A chair scraped on tile and the office door opened wide. The city manager stood wildlife-still, a fight or flight expression fleeting across his face when he saw my costumed menagerie. Even in my state of righteous indignation, I found it in my heart to feel sorry for the guy for just a moment. I’d be nervous, too, facing a group like mine.
But we couldn’t let him off the hook until we learned what we came to find out. Was Barefoot Key being parceled and sold out by someone on the inside? Anthony White had been heralded in the local paper for his many projects supposedly improving the quality of life around Barefoot Key.

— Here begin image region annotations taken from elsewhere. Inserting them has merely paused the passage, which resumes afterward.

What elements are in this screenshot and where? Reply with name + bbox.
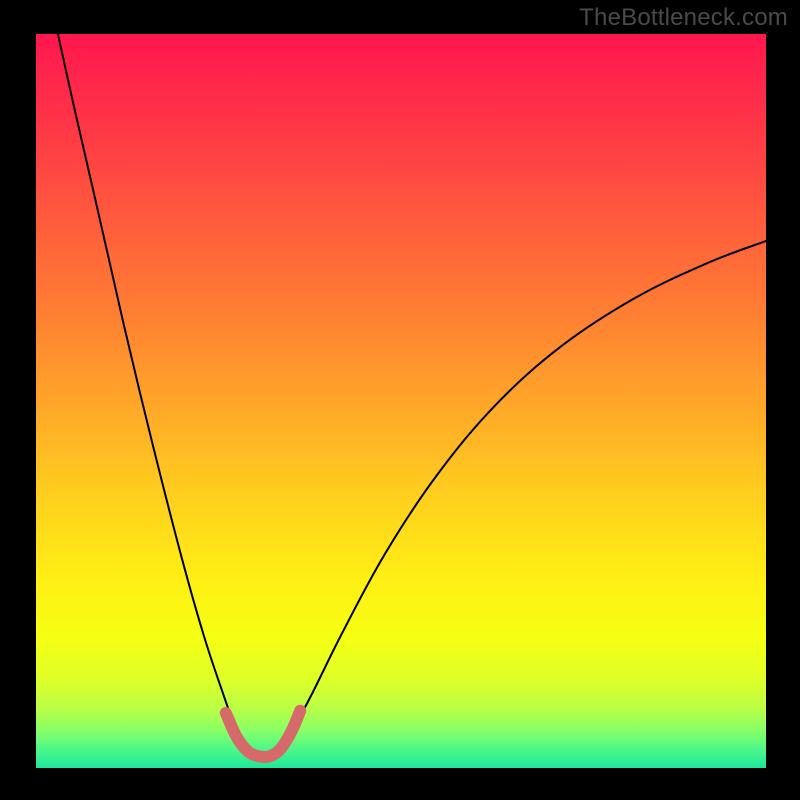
- outer-frame: TheBottleneck.com: [0, 0, 800, 800]
- optimal-zone-highlight: [226, 711, 300, 757]
- plot-area: [36, 34, 766, 768]
- bottleneck-curve: [58, 34, 766, 758]
- watermark-text: TheBottleneck.com: [579, 4, 788, 32]
- curve-layer: [36, 34, 766, 768]
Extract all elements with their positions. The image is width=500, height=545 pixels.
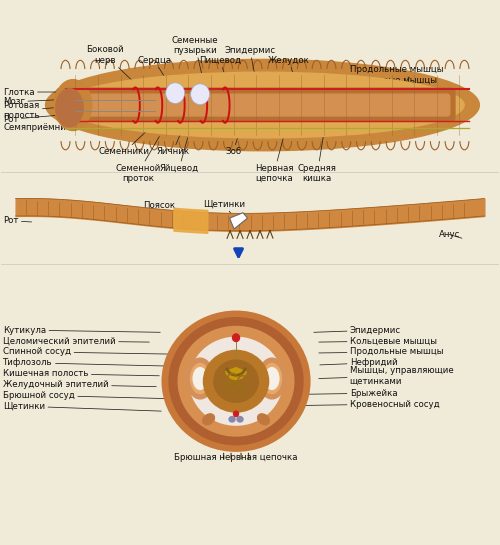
Ellipse shape xyxy=(46,59,480,151)
Text: Тифлозоль: Тифлозоль xyxy=(3,358,165,367)
Text: Зоб: Зоб xyxy=(225,134,241,156)
Text: Брыжейка: Брыжейка xyxy=(305,389,398,398)
Text: Спинной сосуд: Спинной сосуд xyxy=(350,88,428,96)
Ellipse shape xyxy=(54,80,92,130)
Polygon shape xyxy=(230,213,248,229)
Text: Ротовая
полость: Ротовая полость xyxy=(3,101,73,120)
Ellipse shape xyxy=(262,364,281,393)
Text: Желудок: Желудок xyxy=(268,56,310,80)
Text: Нефридий: Нефридий xyxy=(350,99,430,107)
Text: Спинной сосуд: Спинной сосуд xyxy=(3,347,168,356)
Ellipse shape xyxy=(168,317,304,445)
Text: Семяприёмник: Семяприёмник xyxy=(3,123,83,132)
Ellipse shape xyxy=(237,416,243,422)
Ellipse shape xyxy=(189,337,283,426)
Text: Сердца: Сердца xyxy=(137,56,172,78)
Text: Мышцы, управляющие
щетинками: Мышцы, управляющие щетинками xyxy=(319,366,454,385)
Text: Средняя
кишка: Средняя кишка xyxy=(298,134,337,183)
Ellipse shape xyxy=(190,364,210,393)
Text: Брюшной сосуд: Брюшной сосуд xyxy=(3,391,168,400)
Text: Целомический эпителий: Целомический эпителий xyxy=(3,336,150,346)
Ellipse shape xyxy=(61,72,464,138)
Text: Брюшная нервная цепочка: Брюшная нервная цепочка xyxy=(174,435,298,462)
Ellipse shape xyxy=(213,360,259,403)
Text: Семенной
проток: Семенной проток xyxy=(115,137,160,183)
Ellipse shape xyxy=(186,358,214,399)
Text: Глотка: Глотка xyxy=(3,88,78,96)
Text: Брюшной сосуд: Брюшной сосуд xyxy=(350,109,428,118)
Text: Желудочный эпителий: Желудочный эпителий xyxy=(3,380,156,389)
Circle shape xyxy=(232,334,239,342)
Text: Кольцевые мышцы: Кольцевые мышцы xyxy=(350,76,436,85)
Text: Продольные мышцы: Продольные мышцы xyxy=(319,347,443,356)
FancyBboxPatch shape xyxy=(56,88,455,122)
Ellipse shape xyxy=(56,89,83,127)
Ellipse shape xyxy=(162,311,310,452)
Text: Кишечная полость: Кишечная полость xyxy=(3,369,160,378)
Circle shape xyxy=(234,411,238,416)
Ellipse shape xyxy=(203,414,214,425)
Ellipse shape xyxy=(258,358,285,399)
Text: Эпидермис: Эпидермис xyxy=(224,46,276,76)
Ellipse shape xyxy=(229,416,235,422)
Text: Яичник: Яичник xyxy=(156,135,190,156)
Text: Рот: Рот xyxy=(3,114,63,124)
Wedge shape xyxy=(226,368,246,379)
Text: Семенники: Семенники xyxy=(99,132,150,156)
Text: Анус: Анус xyxy=(438,230,462,239)
Text: Рот: Рот xyxy=(3,216,32,225)
Ellipse shape xyxy=(193,368,207,389)
FancyBboxPatch shape xyxy=(63,94,450,116)
Text: Эпидермис: Эпидермис xyxy=(314,325,401,335)
Ellipse shape xyxy=(166,83,184,104)
Ellipse shape xyxy=(258,414,270,425)
Text: Яйцевод: Яйцевод xyxy=(160,138,199,173)
Text: Семенные
пузырьки: Семенные пузырьки xyxy=(172,35,218,78)
Text: Пищевод: Пищевод xyxy=(199,56,241,83)
Text: Щетинки: Щетинки xyxy=(203,199,245,219)
Ellipse shape xyxy=(265,368,279,389)
Text: Мозг: Мозг xyxy=(3,98,83,106)
Text: Продольные мышцы: Продольные мышцы xyxy=(350,65,443,78)
Text: Нервная
цепочка: Нервная цепочка xyxy=(254,136,293,183)
Text: Нефридий: Нефридий xyxy=(320,358,398,367)
Ellipse shape xyxy=(203,350,270,413)
Text: Кутикула: Кутикула xyxy=(3,325,160,335)
Text: Поясок: Поясок xyxy=(143,201,189,217)
Ellipse shape xyxy=(178,326,294,437)
Text: Кровеносный сосуд: Кровеносный сосуд xyxy=(288,399,440,409)
Ellipse shape xyxy=(190,84,210,105)
Text: Кольцевые мышцы: Кольцевые мышцы xyxy=(319,336,436,346)
Text: Боковой
нерв: Боковой нерв xyxy=(86,45,133,81)
Text: Щетинки: Щетинки xyxy=(3,402,161,411)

He’d rebuilt the highway ramp off the interstate in order to bring more tourist traffic into town. Cleaned up an old factory that was designated a brown field by the EPA so the property, a large parcel in the heart of Barefoot, could now be sold and developed. Found grant money to put in a new power station right inside the city limits so Barefoot Key could generate far more power than it could possibly use. Sure, the city could sell the power to other cities on the grid…but all these improvements could also signal a sale of a whole other kind.